Cosa rende un vino davvero eccellente? Per la quinta edizione della Slow Wine Fair, che si terrà a BolognaFiere dal 22 al 24 febbraio 2026, la risposta va oltre il bicchiere. Quest’anno il dibattito si sposta su un tema cruciale: il vino giusto. Non basta più che una bottiglia sia “buona e pulita”; deve essere anche capace di generare un impatto positivo sulle persone e sulle comunità che la producono.
Parlare di vino giusto significa assumersi una responsabilità verso chi lavora la terra. L’evento, guidato dalla direzione artistica di Slow Food, invita a riflettere sulla dignità del lavoro agricolo, sulla lotta al caporalato e sulla promozione dell’imprenditoria femminile e giovanile. È un invito a riscoprire il vino come strumento di rigenerazione per le Terre Alte e le aree rurali spesso dimenticate, trasformando ogni etichetta in una scelta politica e culturale, oltre che gastronomica.

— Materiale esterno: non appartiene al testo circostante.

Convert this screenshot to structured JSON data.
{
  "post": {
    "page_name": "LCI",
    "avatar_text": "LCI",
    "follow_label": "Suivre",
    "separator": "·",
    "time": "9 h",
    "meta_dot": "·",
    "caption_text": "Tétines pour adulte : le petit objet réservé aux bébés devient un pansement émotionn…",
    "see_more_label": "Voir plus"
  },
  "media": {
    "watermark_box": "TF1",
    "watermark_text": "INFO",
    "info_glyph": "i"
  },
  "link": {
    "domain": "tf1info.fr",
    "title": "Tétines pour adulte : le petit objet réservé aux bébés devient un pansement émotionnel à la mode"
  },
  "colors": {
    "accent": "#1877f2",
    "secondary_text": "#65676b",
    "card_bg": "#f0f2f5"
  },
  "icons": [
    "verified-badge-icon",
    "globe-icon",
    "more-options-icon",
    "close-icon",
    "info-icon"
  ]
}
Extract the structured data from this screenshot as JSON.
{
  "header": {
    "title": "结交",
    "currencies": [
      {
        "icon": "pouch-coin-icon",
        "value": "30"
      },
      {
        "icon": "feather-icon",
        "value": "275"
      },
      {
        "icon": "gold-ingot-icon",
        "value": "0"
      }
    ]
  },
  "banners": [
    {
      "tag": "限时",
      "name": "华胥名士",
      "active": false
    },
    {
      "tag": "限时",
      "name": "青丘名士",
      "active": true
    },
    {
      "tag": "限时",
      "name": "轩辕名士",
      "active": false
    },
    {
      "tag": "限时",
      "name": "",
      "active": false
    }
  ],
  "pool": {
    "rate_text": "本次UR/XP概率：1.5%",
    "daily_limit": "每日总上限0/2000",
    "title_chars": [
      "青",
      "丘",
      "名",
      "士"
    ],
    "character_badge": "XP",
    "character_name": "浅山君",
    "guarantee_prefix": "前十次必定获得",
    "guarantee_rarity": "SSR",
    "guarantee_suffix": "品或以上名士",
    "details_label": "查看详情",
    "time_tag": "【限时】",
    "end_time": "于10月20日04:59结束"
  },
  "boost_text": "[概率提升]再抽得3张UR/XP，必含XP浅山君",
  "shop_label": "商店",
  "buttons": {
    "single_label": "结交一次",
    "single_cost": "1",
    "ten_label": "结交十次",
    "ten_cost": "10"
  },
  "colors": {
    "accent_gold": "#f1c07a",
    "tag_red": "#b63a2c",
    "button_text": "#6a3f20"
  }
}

Un’alleanza strategica per il mondo Horeca
Una delle grandi conferme del 2026 è la sinergia con SANA Food. Le due manifestazioni tornano a svolgersi in contemporanea, creando un polo d’attrazione unico per i professionisti del canale Horeca e del retail specializzato. Chi gestisce un ristorante, un bar o un hotel troverà a Bologna una piattaforma integrata dove cibo e vino si fondono in un unico percorso valoriale.
L’obiettivo è chiaro: offrire agli operatori del settore strumenti concreti per rispondere a una clientela sempre più attenta alla sostenibilità e alla trasparenza della filiera. Con un unico biglietto, sarà possibile esplorare padiglioni adiacenti colmi di eccellenze, dai vignaioli del Manifesto Slow ai produttori delle reti alimentari sostenibili.
Non solo calici: da Slow Wine Fair un’esperienza sensoriale completa
Passeggiare tra i padiglioni 15 e 20 significa incontrare oltre 1000 cantine provenienti dall’Italia e da 32 Paesi stranieri, con una presenza record di realtà certificate biologiche e biodinamiche. Ma la fiera è un mosaico di scoperte che va ben oltre la vigna:
- Le rarità della Banca del Vino: Un’area speciale dedicata alle “Vecchie Annate”, dove poter degustare bottiglie rare e millesimi spesso introvabili persino nelle cantine d’origine.
- La Fiera dell’Amaro: Giunta alla sua sesta edizione, è il paradiso della mixology e degli amari artigianali italiani.
- Il profumo del caffè e del sidro: Spazi dedicati alla Slow Food Coffee Coalition e ai migliori produttori di sidro, per approfondire tradizioni e nuove tendenze di consumo consapevole.
Un evento vivo tra premi e masterclass
La Slow Wine Fair non è solo una vetrina, ma un laboratorio di idee. Il programma è ricchissimo di Masterclass, degustazioni guidate e conferenze nell’Arena Slow Wine. Torna anche il Premio Carta Vini Terroir e Spirito Slow, dedicato a chi, ogni giorno, seleziona con cura le bottiglie da proporre al pubblico, valorizzando il legame indissolubile tra vino e territorio.
Dopo il successo dell’edizione 2025, che ha visto oltre 15.000 ingressi, la fiera del 2026 si prepara a essere ancora più inclusiva, capace di avvicinare anche i consumatori più giovani, attratti da un prodotto che sappia parlare ai loro ideali di giustizia sociale e ambientale.